My attempt. How $\{t_n\}_{n=1}^{\infty} \subset K$, then $\|t_{n}\| \leq 1$ for all $n \in \mathbb{N}$, so $|t_{n}x|\leq \|x\|$ it´s $Sx \in \ell ^{\infty}$ and $\|Sx\|_{\ell^{\infty}}\leq \|x\|$. How can i prove $\|x\| \leq \|Sx\|_{\ell^{\infty}}$?

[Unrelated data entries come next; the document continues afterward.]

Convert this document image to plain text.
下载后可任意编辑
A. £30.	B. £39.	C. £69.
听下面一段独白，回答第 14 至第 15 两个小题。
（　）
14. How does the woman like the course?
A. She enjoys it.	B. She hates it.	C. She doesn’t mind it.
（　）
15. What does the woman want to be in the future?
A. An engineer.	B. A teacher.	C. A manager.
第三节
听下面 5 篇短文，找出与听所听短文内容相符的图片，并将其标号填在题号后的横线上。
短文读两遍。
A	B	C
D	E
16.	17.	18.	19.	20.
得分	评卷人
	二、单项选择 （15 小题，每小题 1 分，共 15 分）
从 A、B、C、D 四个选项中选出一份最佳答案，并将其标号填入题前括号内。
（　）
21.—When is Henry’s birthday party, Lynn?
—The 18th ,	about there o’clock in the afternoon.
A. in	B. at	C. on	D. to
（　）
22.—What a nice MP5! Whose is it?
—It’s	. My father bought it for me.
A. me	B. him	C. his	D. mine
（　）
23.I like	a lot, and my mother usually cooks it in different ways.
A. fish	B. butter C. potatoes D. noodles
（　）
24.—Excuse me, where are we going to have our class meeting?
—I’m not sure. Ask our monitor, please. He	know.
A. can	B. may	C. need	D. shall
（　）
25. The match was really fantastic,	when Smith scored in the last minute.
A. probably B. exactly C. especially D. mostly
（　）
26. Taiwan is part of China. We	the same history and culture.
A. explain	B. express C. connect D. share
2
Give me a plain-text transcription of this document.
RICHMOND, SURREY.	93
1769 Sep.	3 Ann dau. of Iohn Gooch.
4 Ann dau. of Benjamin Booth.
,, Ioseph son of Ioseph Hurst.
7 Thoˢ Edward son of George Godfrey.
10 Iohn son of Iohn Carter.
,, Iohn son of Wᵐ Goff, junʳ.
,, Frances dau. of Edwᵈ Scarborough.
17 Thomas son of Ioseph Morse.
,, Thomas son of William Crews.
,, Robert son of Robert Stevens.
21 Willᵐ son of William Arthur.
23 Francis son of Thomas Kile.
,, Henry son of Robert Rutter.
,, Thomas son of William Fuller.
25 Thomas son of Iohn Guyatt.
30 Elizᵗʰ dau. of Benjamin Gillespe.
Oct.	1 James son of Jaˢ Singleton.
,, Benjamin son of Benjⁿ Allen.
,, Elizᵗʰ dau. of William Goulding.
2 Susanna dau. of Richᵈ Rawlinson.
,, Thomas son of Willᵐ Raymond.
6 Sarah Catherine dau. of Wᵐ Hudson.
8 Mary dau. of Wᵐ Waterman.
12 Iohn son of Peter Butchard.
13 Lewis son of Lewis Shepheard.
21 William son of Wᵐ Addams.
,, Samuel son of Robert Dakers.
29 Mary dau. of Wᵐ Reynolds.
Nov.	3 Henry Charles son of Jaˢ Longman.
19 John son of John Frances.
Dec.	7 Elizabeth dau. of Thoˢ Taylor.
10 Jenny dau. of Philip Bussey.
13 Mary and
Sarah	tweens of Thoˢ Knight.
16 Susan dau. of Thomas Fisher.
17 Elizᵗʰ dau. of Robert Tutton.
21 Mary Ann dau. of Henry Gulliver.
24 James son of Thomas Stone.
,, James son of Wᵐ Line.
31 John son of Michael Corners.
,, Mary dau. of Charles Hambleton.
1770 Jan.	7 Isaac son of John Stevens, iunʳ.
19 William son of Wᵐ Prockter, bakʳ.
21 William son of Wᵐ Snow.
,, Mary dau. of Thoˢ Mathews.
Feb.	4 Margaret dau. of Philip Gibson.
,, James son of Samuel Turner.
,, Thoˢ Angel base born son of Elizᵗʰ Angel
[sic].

Could this work? Isometric Embedding of a separable Banach Space into $\ell^{\infty}$.

Thanks.

Answer 1

I would try it like this: Let $x_n$ be the dense sequence of $B_E$. By Hanh-Banach, for every $n$, there is a linear functional $t_n$ such that $||t_n||=1$ and $|t_n(x_n)| = ||x_n||$. Then define $S(x) = (t_i(x))_{i \in \mathbb{N}}$. Then $$ ||Sx||_{\infty} = \sup_{n \in \mathbb{N}}| t_i(x)| \leq ||x||$$ and if $x$ is any element of $B_E$, $x = \lim x_{n_k}$ ($x_n$ be the dense sequence of $B_E$) $$ ||Sx_{n_k}||_{\infty} = \sup_{n \in \mathbb{N}}| t_i(x_{n_k})| \geq |t_{n_k}(x_{n_k})| = ||x_{n_k}||$$ then $||Sx||_{\infty} \geq ||x||$. For any $x\in E$, consider $\dfrac{x}{||x||} \in B_E$ and argue as before.